The population of this village consists chiefly of miners in the employ of the Cable.
A shaft and slope are operated here under the supervision of Robert Lee. The aggregate capacity of the two mines being about 80,000 tons annually, about 400 men are constantly employed, besides eight mining machines, each performing the labor of about six men. The coal is transported over the Mercer County railroad to Rock Island, and thence to surrounding towns.
On the afternoon of June 5, 1844, a mass of angry clouds were seen gathering west of Swedona, which, owing to their peculiar appearance, attracted considerable attention. About five o'clock in the evening they began to move rapidly eastward, and in a few moments the storm burst with terrific fury upon the village and surrounding country. The air seemed full of electricity, the crackling of which sounded like the discharge of musketry.

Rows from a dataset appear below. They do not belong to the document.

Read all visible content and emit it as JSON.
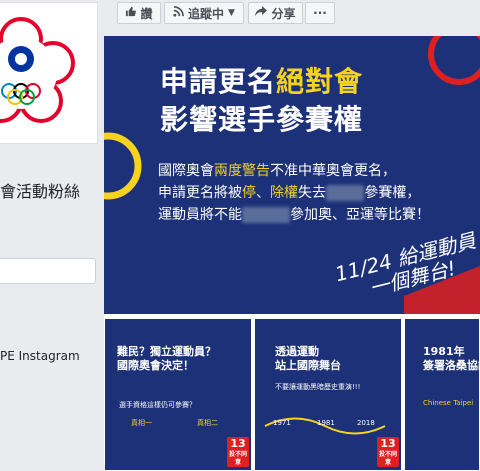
{
  "sidebar": {
    "page_name": "會活動粉絲",
    "instagram_link": "PE Instagram"
  },
  "actions": {
    "like_label": "讚",
    "follow_label": "追蹤中",
    "share_label": "分享",
    "more_label": "···"
  },
  "post": {
    "headline_1a": "申請更名",
    "headline_1b": "絕對會",
    "headline_2": "影響選手參賽權",
    "body_1a": "國際奧會",
    "body_1b": "兩度警告",
    "body_1c": "不准中華奧會更名，",
    "body_2a": "申請更名將被",
    "body_2b": "停",
    "body_2c": "、",
    "body_2d": "除權",
    "body_2e": "失去",
    "body_2f": "參賽權，",
    "body_3a": "運動員將不能",
    "body_3b": "參加奧、亞運等比賽！",
    "slogan_1": "11/24 給運動員",
    "slogan_2": "一個舞台!"
  },
  "thumbs": [
    {
      "title_1": "難民？獨立運動員？",
      "title_2": "國際奧會決定！",
      "sub": "選手資格這樣仍可參賽？",
      "opt_1": "真相一",
      "opt_2": "真相二",
      "badge": "13",
      "badge_sub": "投不同意"
    },
    {
      "title_1": "透過運動",
      "title_2": "站上國際舞台",
      "sub": "不要讓運動黑暗歷史重演!!!",
      "year_1": "1971",
      "year_2": "1981",
      "year_3": "2018",
      "badge": "13",
      "badge_sub": "投不同意"
    },
    {
      "title_1": "1981年",
      "title_2": "簽署洛桑協議",
      "sub": "Chinese Taipei"
    }
  ],
  "colors": {
    "banner_blue": "#1c3178",
    "accent_yellow": "#f7d21e",
    "badge_red": "#e02020",
    "fb_bg": "#e9ebee"
  }
}
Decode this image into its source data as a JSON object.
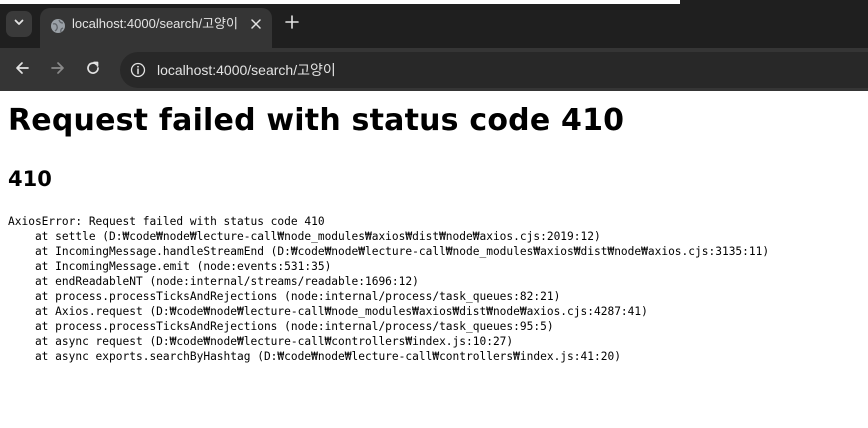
{
  "browser": {
    "tab": {
      "title": "localhost:4000/search/고양이"
    },
    "address_bar": {
      "url": "localhost:4000/search/고양이"
    },
    "colors": {
      "frame": "#1f1f1f",
      "toolbar": "#353535",
      "omnibox": "#282828",
      "text": "#e3e3e3"
    }
  },
  "page": {
    "heading": "Request failed with status code 410",
    "status_code": "410",
    "stack_trace": [
      "AxiosError: Request failed with status code 410",
      "    at settle (D:₩code₩node₩lecture-call₩node_modules₩axios₩dist₩node₩axios.cjs:2019:12)",
      "    at IncomingMessage.handleStreamEnd (D:₩code₩node₩lecture-call₩node_modules₩axios₩dist₩node₩axios.cjs:3135:11)",
      "    at IncomingMessage.emit (node:events:531:35)",
      "    at endReadableNT (node:internal/streams/readable:1696:12)",
      "    at process.processTicksAndRejections (node:internal/process/task_queues:82:21)",
      "    at Axios.request (D:₩code₩node₩lecture-call₩node_modules₩axios₩dist₩node₩axios.cjs:4287:41)",
      "    at process.processTicksAndRejections (node:internal/process/task_queues:95:5)",
      "    at async request (D:₩code₩node₩lecture-call₩controllers₩index.js:10:27)",
      "    at async exports.searchByHashtag (D:₩code₩node₩lecture-call₩controllers₩index.js:41:20)"
    ]
  }
}
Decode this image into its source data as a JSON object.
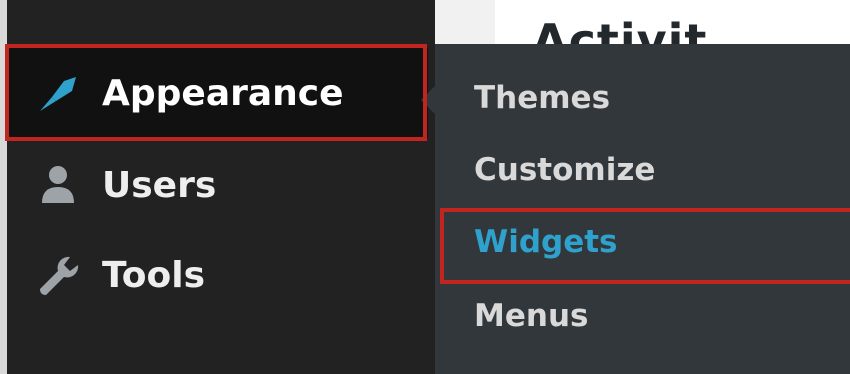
{
  "content": {
    "heading": "Activit"
  },
  "sidebar": {
    "items": [
      {
        "label": "Appearance",
        "icon": "paintbrush-icon"
      },
      {
        "label": "Users",
        "icon": "user-icon"
      },
      {
        "label": "Tools",
        "icon": "wrench-icon"
      }
    ]
  },
  "submenu": {
    "items": [
      {
        "label": "Themes"
      },
      {
        "label": "Customize"
      },
      {
        "label": "Widgets"
      },
      {
        "label": "Menus"
      }
    ]
  },
  "colors": {
    "sidebar_bg": "#222222",
    "submenu_bg": "#32373c",
    "accent_blue": "#2ea2cc",
    "highlight_red": "#c0251f"
  }
}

Huge trees were torn off, a great many barns and dwellings were badly damaged, and a number of people killed, among whom were Mr. Trego and son a few miles northwest of Swedona, This storm was probably the severest ever known in this locality, but the country being very sparsely settled the fatality was not so great as attends some of those whirling monsters of later days.
An eye witness states that for some time after the storm had subsided, streaks of phosphorescent light were seen creeping over the ground, and the air had a peculiar smell resembling sulphur. The storm moved eastward strewing death and desolation in its path, and was last heard of in Henry and Bureau counties.